Avalanche education has gone through quite a bit of refinement in the last 20 years. Twenty years ago, there were a small number of very expert avalanche educators, but there was no well-developed approach with golden objectives and consistent learning outcomes. Now, being able to decide where you’re going to go—and more importantly, where you’re not going to go, based on the avalanche hazard for the day—is more important than understanding the nuances of snow science. And I think that’s a good shift.

Avalanche courses are combatting what humans are apt to do—which is making emotional decisions—with tactics that we know have the best chance of helping people stay alive. We’re teaching a repeatable decision-making process that employs things like checklists. This has worked in other industries like aviation and medicine.

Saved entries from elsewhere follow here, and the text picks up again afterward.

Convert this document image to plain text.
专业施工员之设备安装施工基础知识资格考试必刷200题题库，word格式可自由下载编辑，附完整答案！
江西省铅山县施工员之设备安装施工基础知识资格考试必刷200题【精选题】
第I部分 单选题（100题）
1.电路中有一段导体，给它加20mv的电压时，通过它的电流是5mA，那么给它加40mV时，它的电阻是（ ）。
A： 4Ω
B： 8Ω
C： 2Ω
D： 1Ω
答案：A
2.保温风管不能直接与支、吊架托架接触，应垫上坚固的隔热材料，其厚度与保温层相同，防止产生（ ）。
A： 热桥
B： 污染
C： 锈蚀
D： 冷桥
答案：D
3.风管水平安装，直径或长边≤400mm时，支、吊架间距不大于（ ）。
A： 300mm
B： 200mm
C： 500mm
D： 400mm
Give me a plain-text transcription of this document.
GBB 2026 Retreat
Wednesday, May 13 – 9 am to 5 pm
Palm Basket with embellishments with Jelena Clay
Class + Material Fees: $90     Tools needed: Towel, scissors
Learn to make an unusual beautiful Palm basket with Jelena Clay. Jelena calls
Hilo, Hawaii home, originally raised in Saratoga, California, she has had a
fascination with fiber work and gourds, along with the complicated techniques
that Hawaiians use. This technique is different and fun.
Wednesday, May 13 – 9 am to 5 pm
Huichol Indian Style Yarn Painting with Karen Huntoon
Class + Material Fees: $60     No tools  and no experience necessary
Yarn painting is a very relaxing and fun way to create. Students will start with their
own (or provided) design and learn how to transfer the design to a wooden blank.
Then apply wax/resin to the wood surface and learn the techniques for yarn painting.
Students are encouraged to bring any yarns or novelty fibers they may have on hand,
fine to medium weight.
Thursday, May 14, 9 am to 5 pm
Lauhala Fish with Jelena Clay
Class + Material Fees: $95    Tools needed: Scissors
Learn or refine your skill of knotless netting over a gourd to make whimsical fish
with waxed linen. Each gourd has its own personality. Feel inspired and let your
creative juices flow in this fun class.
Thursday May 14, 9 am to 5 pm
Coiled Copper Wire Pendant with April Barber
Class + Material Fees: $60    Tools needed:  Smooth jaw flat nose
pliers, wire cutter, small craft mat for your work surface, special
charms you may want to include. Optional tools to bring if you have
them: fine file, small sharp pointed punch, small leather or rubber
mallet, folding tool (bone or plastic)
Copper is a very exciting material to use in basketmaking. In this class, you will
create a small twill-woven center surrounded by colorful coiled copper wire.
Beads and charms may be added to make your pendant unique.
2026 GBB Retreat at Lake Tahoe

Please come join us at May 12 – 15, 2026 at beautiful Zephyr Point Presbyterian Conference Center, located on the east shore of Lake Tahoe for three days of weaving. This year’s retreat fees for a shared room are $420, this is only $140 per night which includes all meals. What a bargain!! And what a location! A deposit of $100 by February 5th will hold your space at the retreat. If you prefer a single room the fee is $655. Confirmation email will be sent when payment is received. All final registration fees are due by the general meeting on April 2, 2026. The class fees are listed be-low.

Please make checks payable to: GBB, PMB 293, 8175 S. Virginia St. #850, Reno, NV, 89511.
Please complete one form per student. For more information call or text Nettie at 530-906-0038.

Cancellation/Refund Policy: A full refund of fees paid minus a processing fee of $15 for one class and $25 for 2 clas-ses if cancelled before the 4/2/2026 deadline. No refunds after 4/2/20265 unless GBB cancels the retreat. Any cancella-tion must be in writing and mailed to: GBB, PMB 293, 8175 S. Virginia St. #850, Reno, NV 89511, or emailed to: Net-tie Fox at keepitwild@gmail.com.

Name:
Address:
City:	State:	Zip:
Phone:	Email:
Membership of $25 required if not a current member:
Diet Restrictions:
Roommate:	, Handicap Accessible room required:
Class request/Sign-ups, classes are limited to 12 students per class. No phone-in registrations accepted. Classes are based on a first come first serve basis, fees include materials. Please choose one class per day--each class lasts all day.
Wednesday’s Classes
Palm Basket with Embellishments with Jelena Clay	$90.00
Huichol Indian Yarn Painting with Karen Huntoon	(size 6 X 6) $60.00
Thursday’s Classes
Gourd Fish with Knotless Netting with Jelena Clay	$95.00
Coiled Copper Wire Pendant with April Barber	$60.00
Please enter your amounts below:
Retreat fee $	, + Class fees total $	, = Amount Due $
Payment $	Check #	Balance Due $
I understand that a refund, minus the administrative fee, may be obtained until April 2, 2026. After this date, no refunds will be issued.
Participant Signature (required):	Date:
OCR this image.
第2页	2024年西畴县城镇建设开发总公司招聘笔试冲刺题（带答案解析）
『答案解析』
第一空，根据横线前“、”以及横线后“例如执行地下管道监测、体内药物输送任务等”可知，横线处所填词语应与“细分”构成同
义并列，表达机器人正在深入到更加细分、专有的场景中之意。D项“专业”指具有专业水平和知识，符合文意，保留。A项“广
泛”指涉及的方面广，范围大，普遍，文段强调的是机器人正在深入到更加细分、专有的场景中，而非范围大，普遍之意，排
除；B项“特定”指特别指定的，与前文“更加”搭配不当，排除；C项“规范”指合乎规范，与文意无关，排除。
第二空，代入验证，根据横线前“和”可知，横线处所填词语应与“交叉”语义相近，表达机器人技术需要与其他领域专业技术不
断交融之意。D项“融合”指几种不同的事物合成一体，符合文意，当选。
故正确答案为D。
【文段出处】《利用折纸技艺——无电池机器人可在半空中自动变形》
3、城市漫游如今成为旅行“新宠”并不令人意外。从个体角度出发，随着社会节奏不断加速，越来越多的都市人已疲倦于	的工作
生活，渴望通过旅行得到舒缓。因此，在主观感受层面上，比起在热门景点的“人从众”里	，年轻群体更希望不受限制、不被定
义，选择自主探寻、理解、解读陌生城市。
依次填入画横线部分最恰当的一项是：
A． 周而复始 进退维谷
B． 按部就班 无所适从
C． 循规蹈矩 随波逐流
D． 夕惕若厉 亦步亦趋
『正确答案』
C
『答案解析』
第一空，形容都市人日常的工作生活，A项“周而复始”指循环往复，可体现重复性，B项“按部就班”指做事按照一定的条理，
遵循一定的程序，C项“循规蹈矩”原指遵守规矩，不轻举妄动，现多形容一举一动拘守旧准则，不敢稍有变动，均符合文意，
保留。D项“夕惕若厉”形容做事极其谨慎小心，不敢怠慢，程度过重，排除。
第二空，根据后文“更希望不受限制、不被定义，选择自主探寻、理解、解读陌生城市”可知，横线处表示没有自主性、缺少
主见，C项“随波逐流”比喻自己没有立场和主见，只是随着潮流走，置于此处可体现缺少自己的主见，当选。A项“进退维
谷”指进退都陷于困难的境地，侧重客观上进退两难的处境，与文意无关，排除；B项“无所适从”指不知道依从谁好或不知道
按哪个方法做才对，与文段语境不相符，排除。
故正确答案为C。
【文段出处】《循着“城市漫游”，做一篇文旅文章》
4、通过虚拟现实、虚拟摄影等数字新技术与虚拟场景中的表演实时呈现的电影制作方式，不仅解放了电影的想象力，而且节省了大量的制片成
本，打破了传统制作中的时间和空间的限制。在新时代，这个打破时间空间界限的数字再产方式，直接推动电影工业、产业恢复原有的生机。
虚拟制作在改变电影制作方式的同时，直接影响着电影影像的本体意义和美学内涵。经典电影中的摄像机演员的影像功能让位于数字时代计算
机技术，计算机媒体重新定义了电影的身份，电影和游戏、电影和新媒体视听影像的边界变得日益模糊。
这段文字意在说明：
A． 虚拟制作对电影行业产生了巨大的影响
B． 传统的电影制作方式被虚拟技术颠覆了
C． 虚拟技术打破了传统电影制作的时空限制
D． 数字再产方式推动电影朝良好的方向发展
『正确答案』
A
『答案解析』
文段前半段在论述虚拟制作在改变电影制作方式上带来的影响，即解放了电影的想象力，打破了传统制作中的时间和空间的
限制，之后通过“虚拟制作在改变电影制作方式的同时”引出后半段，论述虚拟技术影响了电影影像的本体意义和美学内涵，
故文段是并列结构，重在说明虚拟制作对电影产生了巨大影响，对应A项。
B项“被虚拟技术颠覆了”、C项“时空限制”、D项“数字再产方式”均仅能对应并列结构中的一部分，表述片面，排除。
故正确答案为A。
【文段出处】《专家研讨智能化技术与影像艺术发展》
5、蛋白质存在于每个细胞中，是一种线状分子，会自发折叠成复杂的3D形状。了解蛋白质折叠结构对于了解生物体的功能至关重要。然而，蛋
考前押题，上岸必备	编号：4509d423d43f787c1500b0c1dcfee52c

A lot of avalanche centers are communicating the risks by listing the avalanche problems, which is very new. So people are reading the forecast and they’re writing down what the avalanche problems are for the day, where they exist, and then part of the checklist process is deciding which terrain should be ruled out for the day. For example, if you read through the forecast and sat down with your group and said, “Based on the problem today, which is large, destructive persistent slabs on north aspects above treeline, we’re not going to ski Avalanche Bowl because it’s got that problem and it faces that direction at that elevation.” Then, when you get in the field and you’re all looking at Avalanche Bowl and it’s full of powder, you’re much less likely to let emotions override you and go, “Hey, why don’t we just ski it?” when you’ve made the decision ahead of time to rule out that terrain for the day.